Ni elle d’ailleurs ni mon père ne semblaient non plus trouver à parler des grands-parents de Swann, du titre d’agent de change honoraire, un plaisir qui passât tous les autres. Mon imagination avait isolé et consacré dans le Paris social une certaine famille comme elle avait fait dans le Paris de pierre pour une certaine maison dont elle avait sculpté la porte cochère et rendu précieuses les fenêtres. Mais ces ornements, j’étais seul à les voir. De même que mon père et ma mère trouvaient la maison qu’habitait Swann pareille aux autres maisons construites en même temps dans le quartier du Bois, de même la famille de Swann leur semblait du même genre que beaucoup d’autres familles d’agents de change. Ils la jugeaient plus ou moins favorablement selon le degré où elle avait participé à des mérites communs au reste de l’univers et ne lui trouvaient rien d’unique. Ce qu’au contraire ils y appréciaient, ils le rencontraient à un degré égal, ou plus élevé, ailleurs. Aussi après avoir trouvé la maison bien située, ils parlaient d’une autre qui l’était mieux, mais qui n’avait rien à voir avec Gilberte, ou de financiers d’un cran supérieur à son grand-père; et s’ils avaient eu l’air un moment d’être du même avis que moi, c’était par un malentendu qui ne tardait pas à se dissiper. C’est que, pour percevoir dans tout ce qui entourait Gilberte, une qualité inconnue analogue dans le monde des émotions à ce que peut être dans celui des couleurs l’infra-rouge, mes parents étaient dépourvus de ce sens supplémentaire et momentané dont m’avait doté l’amour.

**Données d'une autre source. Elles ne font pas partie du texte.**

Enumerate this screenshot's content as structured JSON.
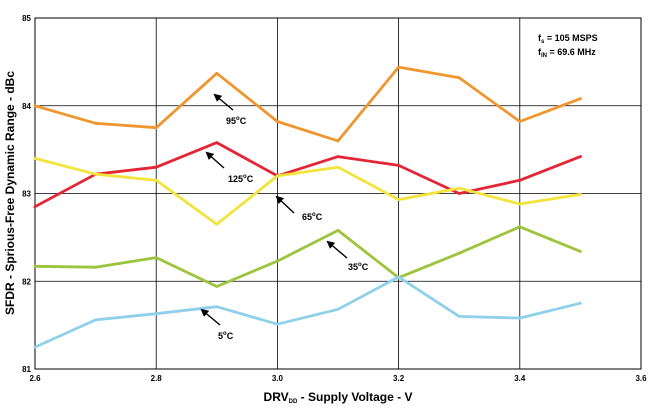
{
  "chart_data": {
    "type": "line",
    "xlabel": {
      "main": "DRV",
      "sub": "DD",
      "rest": " - Supply Voltage - V"
    },
    "ylabel": "SFDR - Sprious-Free Dynamic Range - dBc",
    "xlim": [
      2.6,
      3.6
    ],
    "ylim": [
      81,
      85
    ],
    "xticks": [
      "2.6",
      "2.8",
      "3.0",
      "3.2",
      "3.4",
      "3.6"
    ],
    "yticks": [
      "81",
      "82",
      "83",
      "84",
      "85"
    ],
    "grid": true,
    "x": [
      2.6,
      2.7,
      2.8,
      2.9,
      3.0,
      3.1,
      3.2,
      3.3,
      3.4,
      3.5
    ],
    "series": [
      {
        "name": "95°C",
        "color": "#F0962E",
        "values": [
          84.0,
          83.8,
          83.75,
          84.37,
          83.82,
          83.6,
          84.44,
          84.32,
          83.82,
          84.08
        ]
      },
      {
        "name": "125°C",
        "color": "#E32636",
        "values": [
          82.85,
          83.22,
          83.3,
          83.58,
          83.2,
          83.42,
          83.32,
          83.0,
          83.15,
          83.42
        ]
      },
      {
        "name": "65°C",
        "color": "#F2E43A",
        "values": [
          83.4,
          83.22,
          83.15,
          82.65,
          83.2,
          83.3,
          82.93,
          83.06,
          82.88,
          82.99
        ]
      },
      {
        "name": "35°C",
        "color": "#9CC43C",
        "values": [
          82.17,
          82.16,
          82.27,
          81.94,
          82.23,
          82.58,
          82.04,
          82.32,
          82.62,
          82.34
        ]
      },
      {
        "name": "5°C",
        "color": "#8FD0EA",
        "values": [
          81.25,
          81.56,
          81.63,
          81.71,
          81.51,
          81.68,
          82.05,
          81.6,
          81.58,
          81.75
        ]
      }
    ],
    "annotations": [
      {
        "base": "95",
        "deg": "o",
        "unit": "C"
      },
      {
        "base": "125",
        "deg": "o",
        "unit": "C"
      },
      {
        "base": "65",
        "deg": "o",
        "unit": "C"
      },
      {
        "base": "35",
        "deg": "o",
        "unit": "C"
      },
      {
        "base": "5",
        "deg": "o",
        "unit": "C"
      }
    ],
    "conditions": [
      {
        "main": "f",
        "sub": "s",
        "rest": " = 105 MSPS"
      },
      {
        "main": "f",
        "sub": "IN",
        "rest": " = 69.6 MHz"
      }
    ]
  }
}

Les jours où Gilberte m’avait annoncé qu’elle ne devait pas venir aux Champs-Elysées, je tâchais de faire des promenades qui me rapprochassent un peu d’elle. Parfois j’emmenais Françoise en pèlerinage devant la maison qu’habitaient les Swann. Je lui faisais répéter sans fin ce que, par l’institutrice, elle avait appris relativement à Mme Swann. «Il paraît qu’elle a bien confiance à des médailles. Jamais elle ne partira en voyage si elle a entendu la chouette, ou bien comme un tic-tac d’horloge dans le mur, ou si elle a vu un chat à minuit, ou si le bois d’un meuble, il a craqué. Ah! c’est une personne très croyante!» J’étais si amoureux de Gilberte que si sur le chemin j’apercevais leur vieux maître d’hôtel promenant un chien, l’émotion m’obligeait à m’arrêter, j’attachais sur ses favoris blancs des regards pleins de passion. Françoise me disait:

– Qu’est-ce que vous avez?

Puis, nous poursuivions notre route jusque devant leur porte cochère où un concierge différent de tout concierge, et pénétré jusque dans les galons de sa livrée du même charme douloureux que j’avais ressenti dans le nom de Gilberte, avait l’air de savoir que j’étais de ceux à qui une indignité originelle interdirait toujours de pénétrer dans la vie mystérieuse qu’il était chargé de garder et sur laquelle les fenêtres de l’entre-sol paraissaient conscientes d’être refermées, ressemblant beaucoup moins entre la noble retombée de leurs rideaux de mousseline à n’importe quelles autres fenêtres, qu’aux regards de Gilberte. D’autres fois nous allions sur les boulevards et je me postais à l’entrée de la rue Duphot; on m’avait dit qu’on pouvait souvent y voir passer Swann se rendant chez son dentiste; et mon imagination différenciait tellement le père de Gilberte du reste de l’humanité, sa présence au milieu du monde réel y introduisait tant de merveilleux, que, avant même d’arriver à la Madeleine, j’étais ému à la pensée d’approcher d’une rue où pouvait se produire inopinément l’apparition surnaturelle.